Special thanks to NetGalley and Brigids Gate Press for the ARC copy they provided.

This is the first book review I’ve started in awhile where I’ve sat down with nothing to say off the top of my head. No lines to quote, no scenes that intensely stand out in my mind that I need to shriek about.

And yet, all of that is a supreme compliment because generally when I’m reading an ARC, and I know I will be writing a review, I go in looking for those things I mentioned above. I go slow, picking out the pieces that deserve a call out in my review. Reading Merciless Waters made me forget to do any of that.

I started reading, and immediately fell in and didn’t come out again until the book was done. It was a slow day on the job, and I literally read this book all in one sitting, without a thought. It consumed me, heart, soul, and body, and, really, what more could you ask of a book? That is WHY we go to books, to be consumed.

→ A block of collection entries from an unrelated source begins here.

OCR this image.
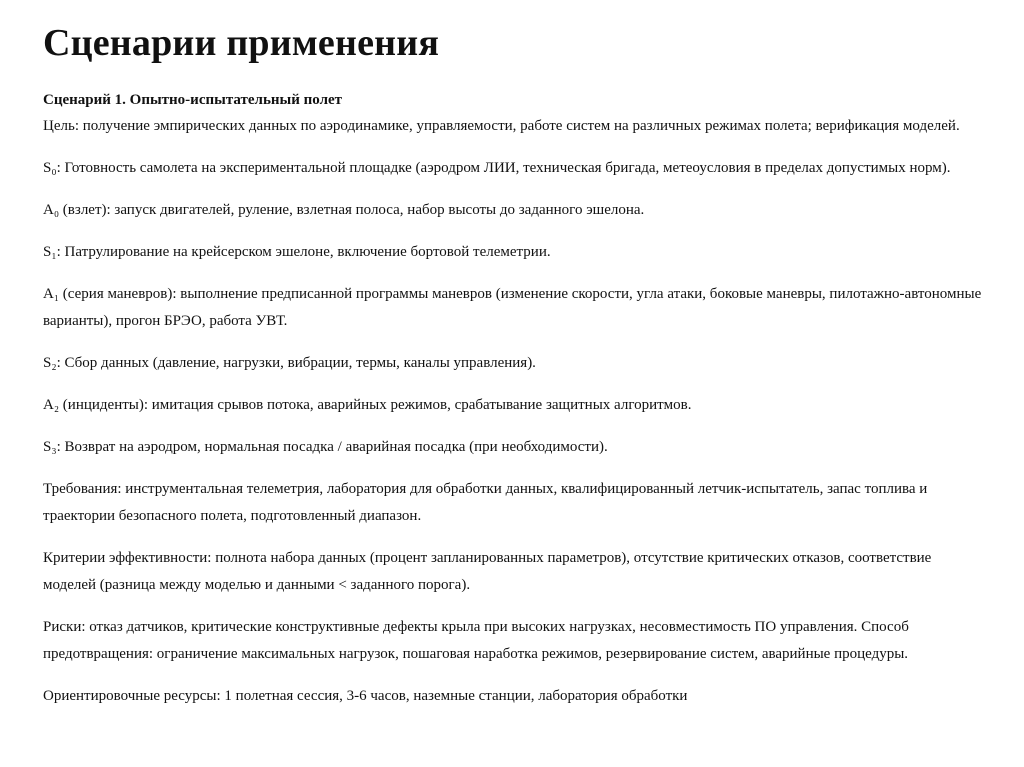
Сценарии применения
Сценарий 1. Опытно-испытательный полет

Цель: получение эмпирических данных по аэродинамике, управляемости, работе систем на различных режимах полета; верификация моделей.

S₀: Готовность самолета на экспериментальной площадке (аэродром ЛИИ, техническая бригада, метеоусловия в пределах допустимых норм).

A₀ (взлет): запуск двигателей, руление, взлетная полоса, набор высоты до заданного эшелона.

S₁: Патрулирование на крейсерском эшелоне, включение бортовой телеметрии.

A₁ (серия маневров): выполнение предписанной программы маневров (изменение скорости, угла атаки, боковые маневры, пилотажно-автономные варианты), прогон БРЭО, работа УВТ.

S₂: Сбор данных (давление, нагрузки, вибрации, термы, каналы управления).

A₂ (инциденты): имитация срывов потока, аварийных режимов, срабатывание защитных алгоритмов.

S₃: Возврат на аэродром, нормальная посадка / аварийная посадка (при необходимости).

Требования: инструментальная телеметрия, лаборатория для обработки данных, квалифицированный летчик-испытатель, запас топлива и траектории безопасного полета, подготовленный диапазон.

Критерии эффективности: полнота набора данных (процент запланированных параметров), отсутствие критических отказов, соответствие моделей (разница между моделью и данными < заданного порога).

Риски: отказ датчиков, критические конструктивные дефекты крыла при высоких нагрузках, несовместимость ПО управления. Способ предотвращения: ограничение максимальных нагрузок, пошаговая наработка режимов, резервирование систем, аварийные процедуры.

Ориентировочные ресурсы: 1 полетная сессия, 3-6 часов, наземные станции, лаборатория обработки
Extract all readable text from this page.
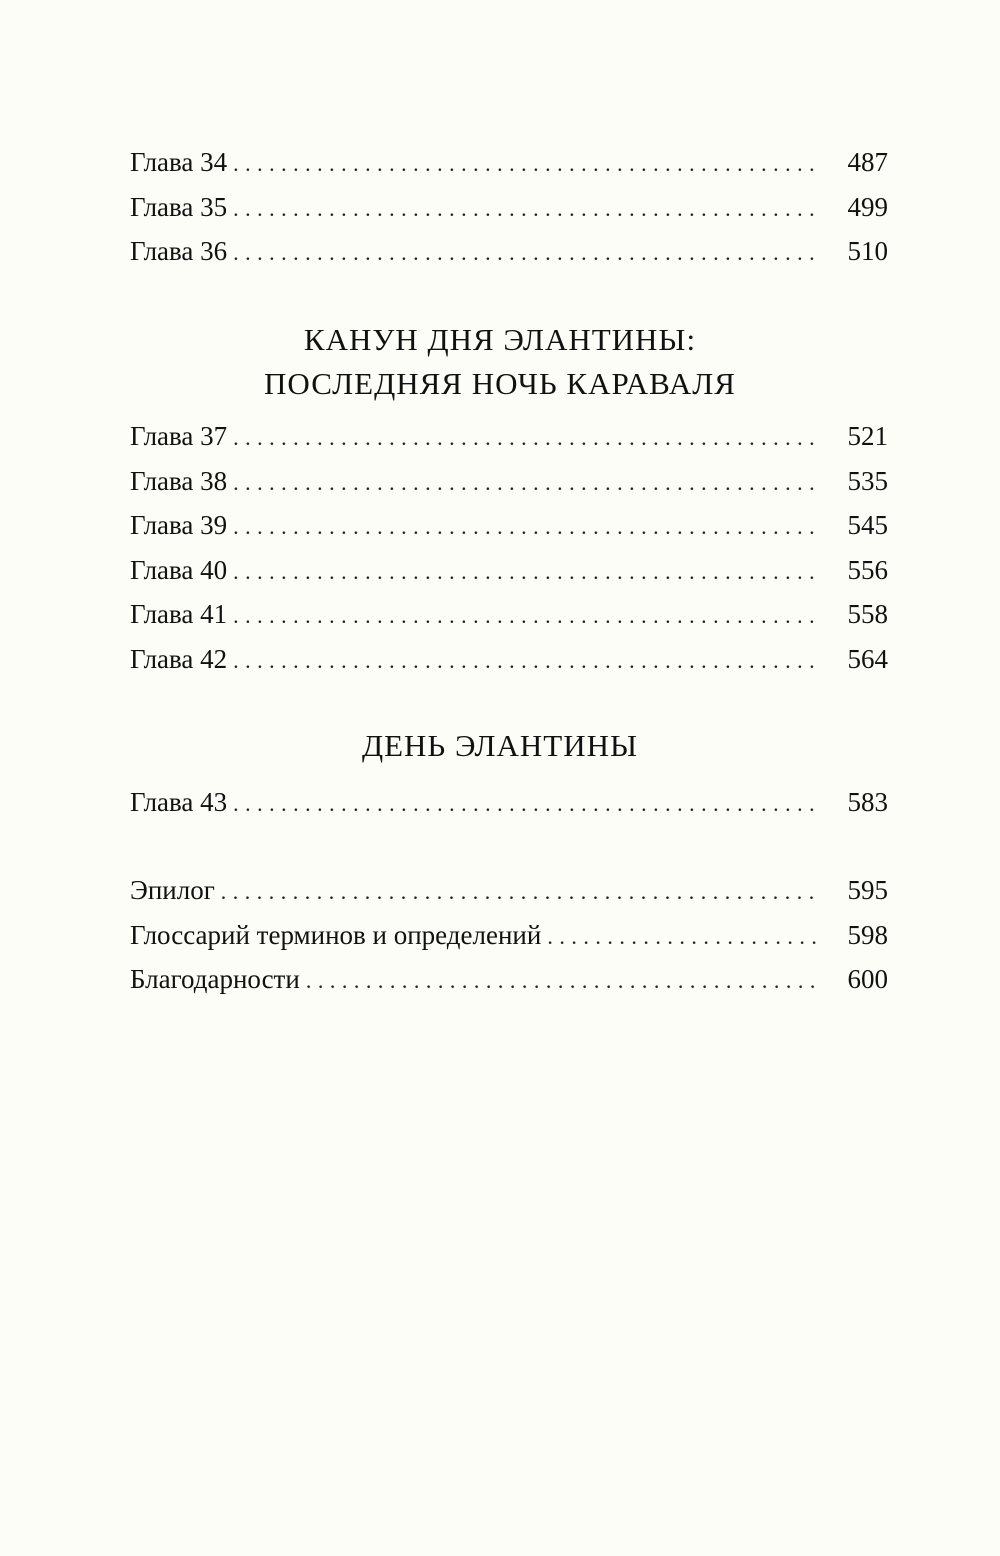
Глава 34 . . .	487
Глава 35 . . .	499
Глава 36 . . .	510
КАНУН ДНЯ ЭЛАНТИНЫ:
ПОСЛЕДНЯЯ НОЧЬ КАРАВАЛЯ
Глава 37 . . .	521
Глава 38 . . .	535
Глава 39 . . .	545
Глава 40 . . .	556
Глава 41 . . .	558
Глава 42 . . .	564
ДЕНЬ ЭЛАНТИНЫ
Глава 43 . . .	583
Эпилог . . .	595
Глоссарий терминов и определений . . .	598
Благодарности . . .	600
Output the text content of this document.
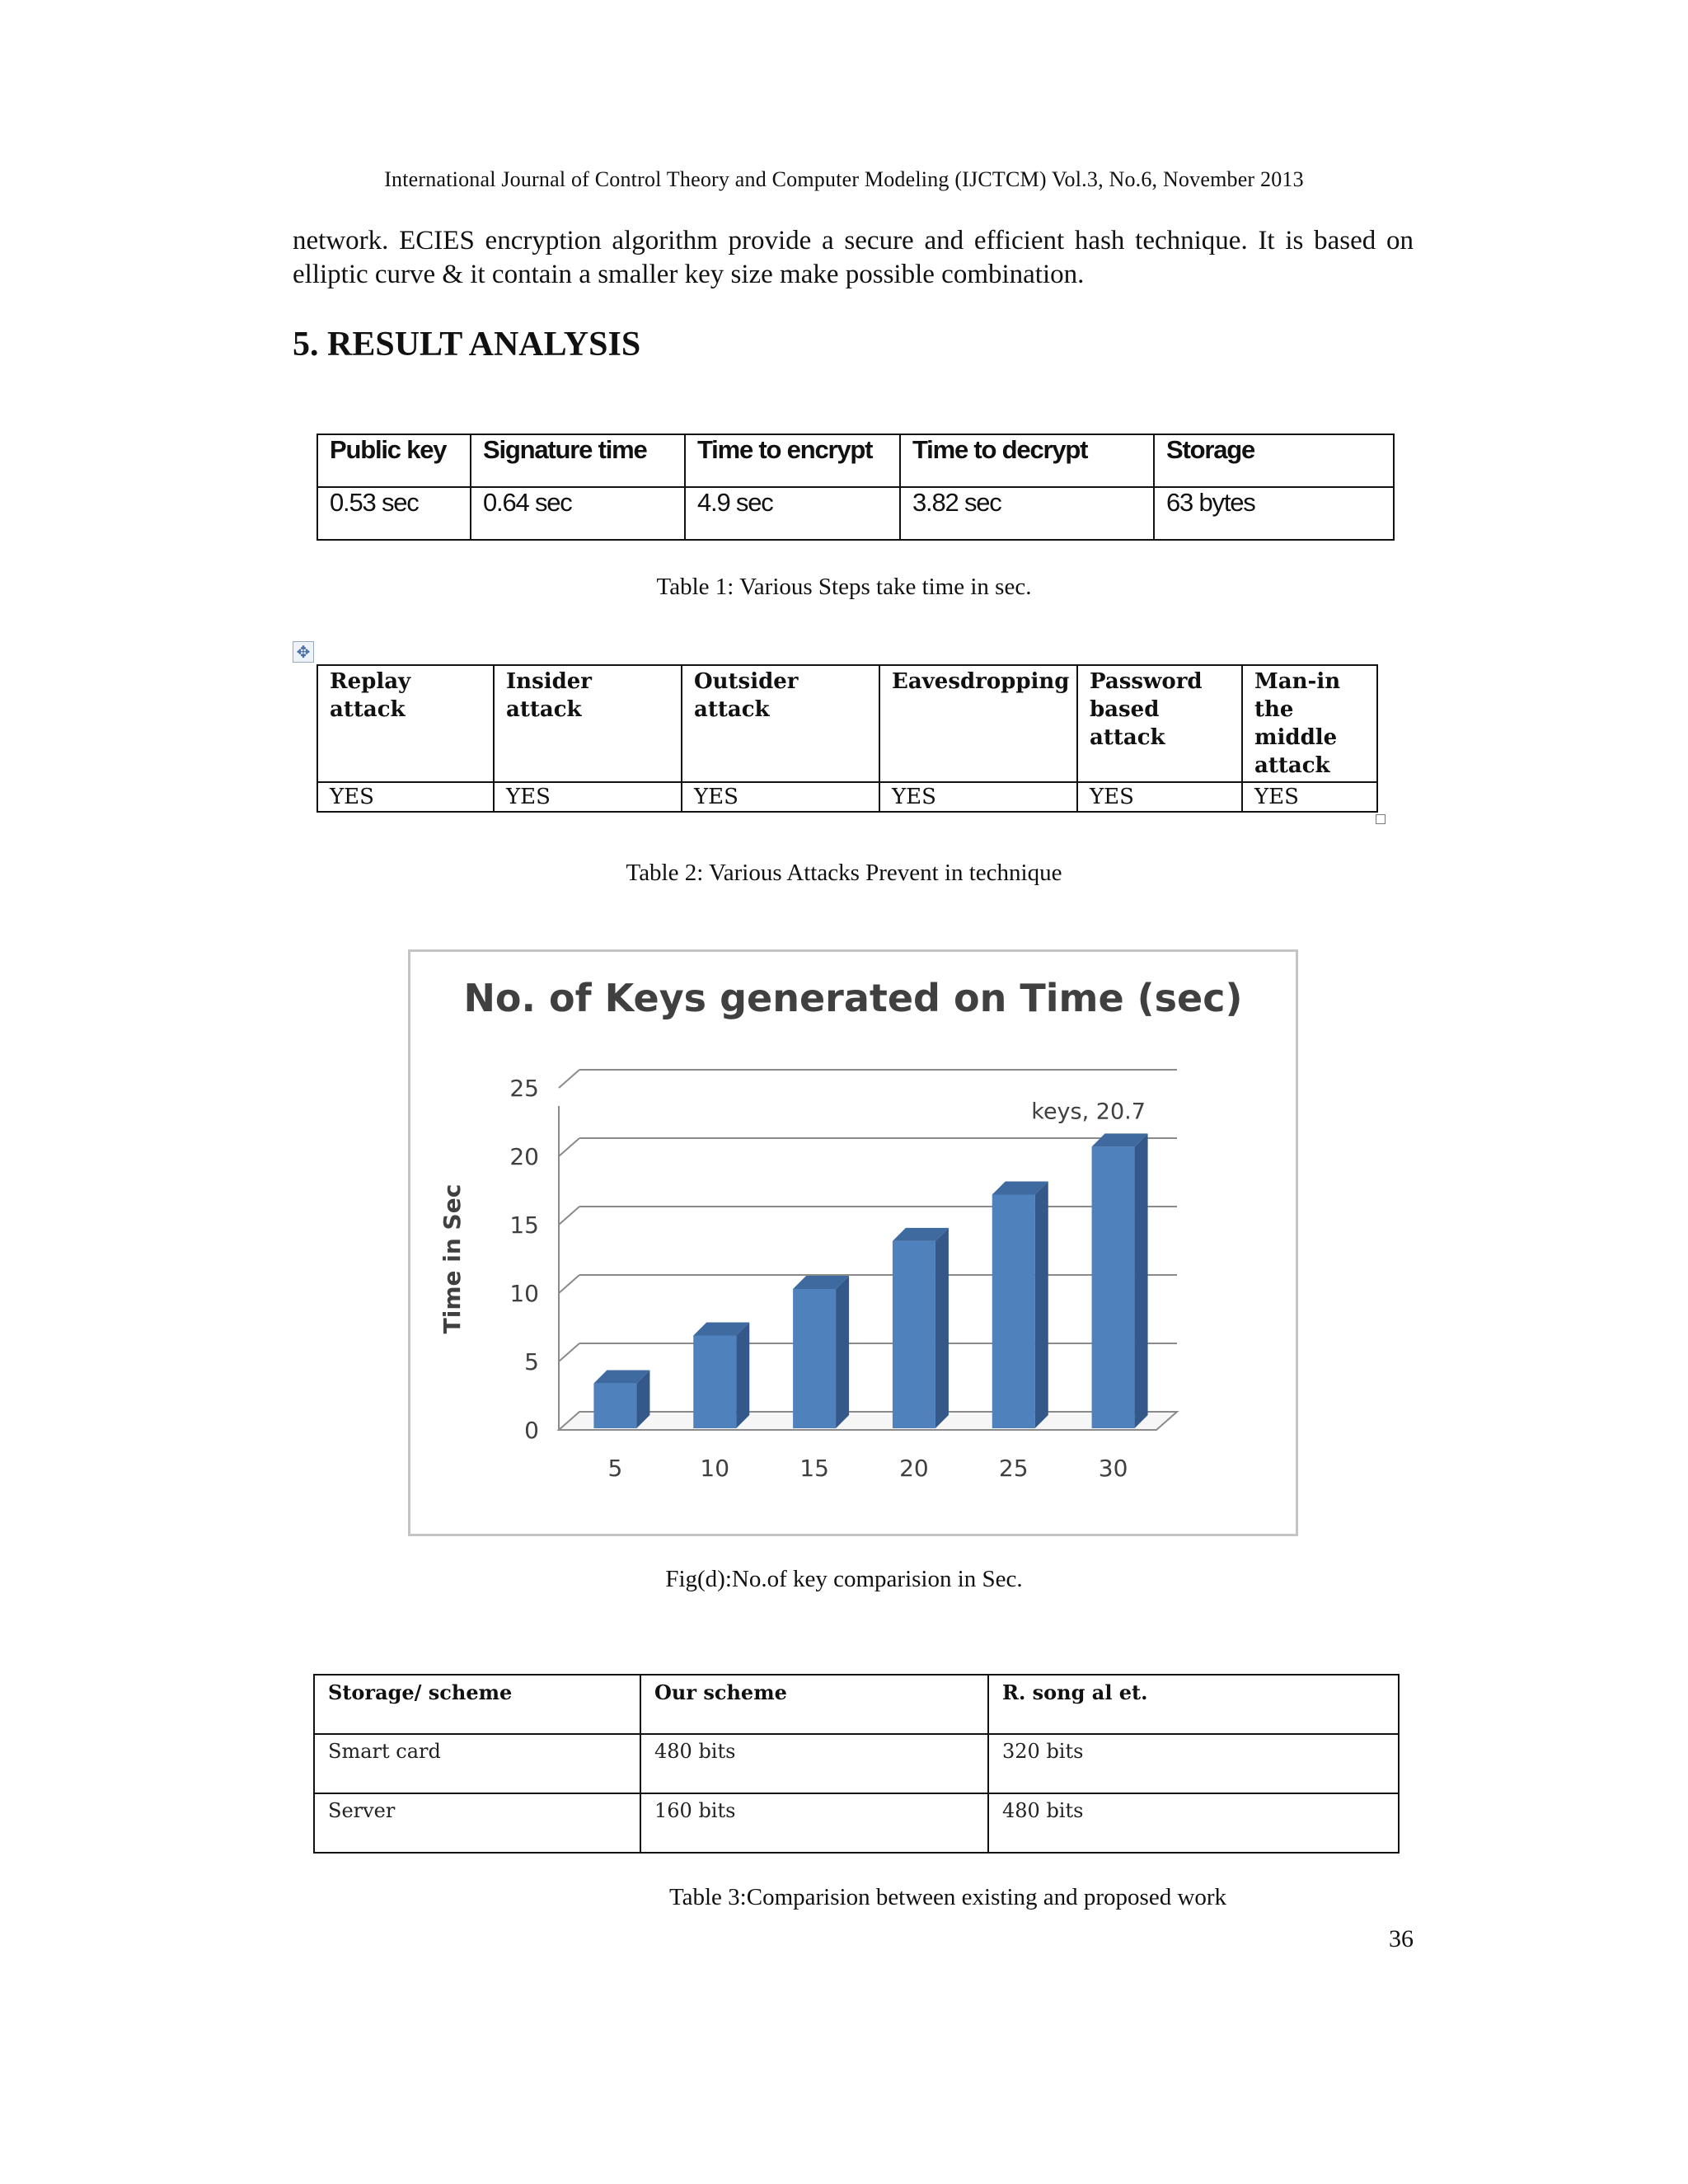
International Journal of Control Theory and Computer Modeling (IJCTCM) Vol.3, No.6, November 2013
network. ECIES encryption algorithm provide a secure and efficient hash technique. It is based on elliptic curve & it contain a smaller key size make possible combination.
5. RESULT ANALYSIS
Public key	Signature time	Time to encrypt	Time to decrypt	Storage
0.53 sec	0.64 sec	4.9 sec	3.82 sec	63 bytes
Table 1: Various Steps take time in sec.
✥
Replay attack	Insider attack	Outsider attack	Eavesdropping	Password based attack	Man-in the middle attack
YES	YES	YES	YES	YES	YES
Table 2: Various Attacks Prevent in technique
No. of Keys generated on Time (sec)
0
5
10
15
20
25
Time in Sec
5	10	15	20	25	30
keys, 20.7
Fig(d):No.of key comparision in Sec.
Storage/ scheme	Our scheme	R. song al et.
Smart card	480 bits	320 bits
Server	160 bits	480 bits
Table 3:Comparision between existing and proposed work
36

And Merciless Waters delivers.

In spades.

Merciless Waters begins at exactly the right place, the middle of a long history, and effortlessly takes you back to the beginning, while still propelling you toward the unexpected, but completely logical ending. Every piece of the book is built to deliver you to that inevitable end, and yet, do you expect it? No. Not in the least.

And for me, a person who prides himself on his love for, and dedication to, story development, that is the highest praise.

This book was satisfying in all the right ways. Dark, unexpected, and delightfully sexy, with deep mythology strewn so subtly throughout that you won’t even notice it until near the penultimate moment.

Beautiful.

If you’re looking for a read that will pick you up like water, and carry you through to the satisfying shore of compilation, this book is for you. Highly looking forward to whatever Rae Knowles writes next.